4. São as seguintes as questões colocadas pela recorrente:
– denegação de justiça
– nulidade por omissão de pronúncia;
– erros no julgamento da matéria de facto;
– legitimidade processual e interesse em agir da autora, e sua qualidade de interessada para os efeito do artigo 101º do Código do Notariado;
– titularidade das servidões prediais e decorrente legitimidade e direito de agir para impugnar a escritura de justificação.
5. Afirmar que ocorreu denegação de justiça é uma acusação grave. A denegação de justiça é crime, como tal previsto e punido pelo Código Penal. Tanto mais grave quanto, no caso presente, é totalmente desprovida de fundamento.
Em primeiro lugar, porque não se compreende como é que a autora afirma que as instâncias apuraram “que a escritura de justificação notarial (...) não correspondia à justificação de posse dos terrenos referidos na alínea E) dos factos assentes e que confronta com o prédio da recorrente”, já que, nem a Relação, nem a 1ª Instância apuraram a falta de correspondência que a recorrente aponta. Será uma sua interpretação das correspondentes decisões.
Em segundo lugar, porque também se não compreende por que motivo teria o tribunal “forçosamente de se pronunciar sobre a invocada – pela Autora – nulidade daquela escritura de justificação”, por ter julgado que a autora era parte legítima.
Tal afirmação esquece, desde logo, que, nos termos expressos do nº 3 do artigo 26º do Código de Processo Civil, a legitimidade se afere apenas pela relação controvertida configurada pelo autor; a efectiva titularidade da relação material respeita ao fundo ou mérito da causa, e a sua falta conduz à improcedência da acção. Esquece, ainda, que no despacho saneador o tribunal disse expressamente que “entende-se que alega a Autora factos que indiciam o seu interesse para pedir a referida nulidade [da escritura de justificação notarial] além da nulidade da venda de coisa alheia (…); outra questão é a sua prova”, claramente distinguindo as “duas legitimidades”, processual e substantiva – esta, dependente de prova.
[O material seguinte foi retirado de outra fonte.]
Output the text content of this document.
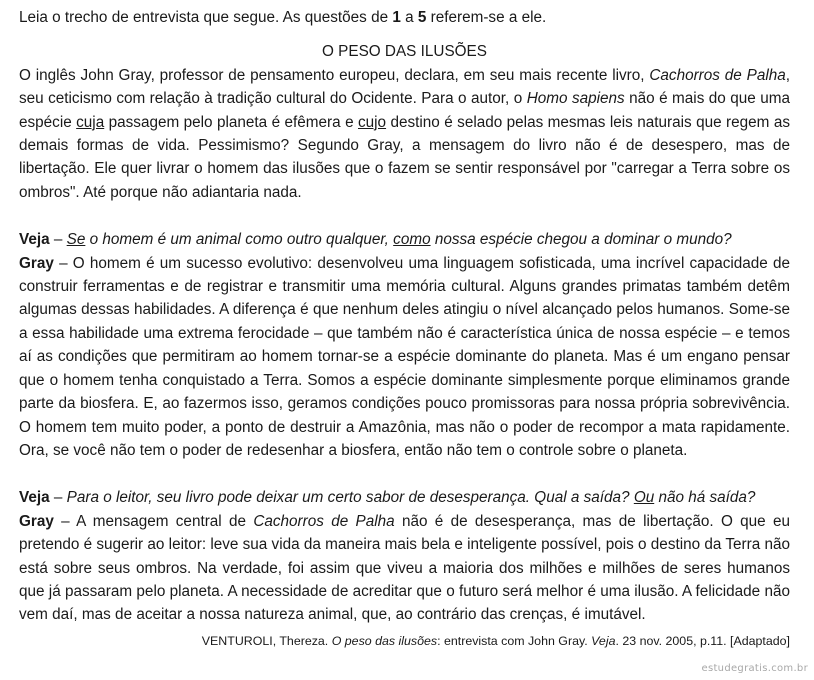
Leia o trecho de entrevista que segue. As questões de 1 a 5 referem-se a ele.

O PESO DAS ILUSÕES

O inglês John Gray, professor de pensamento europeu, declara, em seu mais recente livro, Cachorros de Palha, seu ceticismo com relação à tradição cultural do Ocidente. Para o autor, o Homo sapiens não é mais do que uma espécie cuja passagem pelo planeta é efêmera e cujo destino é selado pelas mesmas leis naturais que regem as demais formas de vida. Pessimismo? Segundo Gray, a mensagem do livro não é de desespero, mas de libertação. Ele quer livrar o homem das ilusões que o fazem se sentir responsável por "carregar a Terra sobre os ombros". Até porque não adiantaria nada.

Veja – Se o homem é um animal como outro qualquer, como nossa espécie chegou a dominar o mundo?

Gray – O homem é um sucesso evolutivo: desenvolveu uma linguagem sofisticada, uma incrível capacidade de construir ferramentas e de registrar e transmitir uma memória cultural. Alguns grandes primatas também detêm algumas dessas habilidades. A diferença é que nenhum deles atingiu o nível alcançado pelos humanos. Some-se a essa habilidade uma extrema ferocidade – que também não é característica única de nossa espécie – e temos aí as condições que permitiram ao homem tornar-se a espécie dominante do planeta. Mas é um engano pensar que o homem tenha conquistado a Terra. Somos a espécie dominante simplesmente porque eliminamos grande parte da biosfera. E, ao fazermos isso, geramos condições pouco promissoras para nossa própria sobrevivência. O homem tem muito poder, a ponto de destruir a Amazônia, mas não o poder de recompor a mata rapidamente. Ora, se você não tem o poder de redesenhar a biosfera, então não tem o controle sobre o planeta.

Veja – Para o leitor, seu livro pode deixar um certo sabor de desesperança. Qual a saída? Ou não há saída?

Gray – A mensagem central de Cachorros de Palha não é de desesperança, mas de libertação. O que eu pretendo é sugerir ao leitor: leve sua vida da maneira mais bela e inteligente possível, pois o destino da Terra não está sobre seus ombros. Na verdade, foi assim que viveu a maioria dos milhões e milhões de seres humanos que já passaram pelo planeta. A necessidade de acreditar que o futuro será melhor é uma ilusão. A felicidade não vem daí, mas de aceitar a nossa natureza animal, que, ao contrário das crenças, é imutável.

VENTUROLI, Thereza. O peso das ilusões: entrevista com John Gray. Veja. 23 nov. 2005, p.11. [Adaptado]

estudegratis.com.br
Em terceiro lugar, porque seria contraditório e errado concluir que a autora não tem o direito de invocar a nulidade da escritura [“não assume a qualidade de interessada pelo que não tem direito (substantivo) a pedir a referida anulação”, escreveu-se na sentença] e, todavia, apreciar a referida nulidade, numa acção proposta pela autora. Além do mais, seria uma pronúncia inútil, já que sempre a acção teria de improceder, por estar a autora a exercer um direito que não tem. Nunca poderia o tribunal julgar nula a escritura, como sustenta a recorrente.
Não houve qualquer denegação de justiça, nem na 1ª, nem na 2ª Instância; o dever de decidir, nomeadamente expresso no nº 1 do artigo 156º do Código de Processo Civil, não significa, nem julgar de mérito quando faltam pressupostos processuais, nem permitir o exercício de direitos a quem deles não é titular.
6. A recorrente invocou nulidade da sentença por omissão de pronúncia (al. d) do nº 1 do artigo 668º do Código de Processo Civil) e discorda do acórdão recorrido, pois entende que “não há uma noção de prejudicialidade entre a questão da Autora, ora recorrente, ser ou não interessada processualmente na acção e a nulidade da referida escritura, já que são questões distintas e não têm conexão entre si, dado que o Tribunal aceitou que se fizesse prova de ambas, considerando-as assim estanques e não prejudiciais uma à outra”.
Mas também não tem razão, como aliás decorre do que se disse no ponto anterior e resulta do nº 2 do artigo 660º do Código de Processo Civil, como o acórdão recorrido observou. Este acórdão, aliás, não falou em relações de prejudicialidade, expressão que tem um significado que se não reconduz ao sentido com que aquele nº 2 dispensa o tribunal de apreciar questões cujo conhecimento fique prejudicado pelo julgamento de outras. Repete-se que, no caso, o tribunal não podia apreciar o pedido de declaração de nulidade deduzido por quem não tem o direito de a invocar.
7. A recorrente pretende ainda que sejam alterados diversos pontos da matéria de facto (factos 16º, 25º e 27º).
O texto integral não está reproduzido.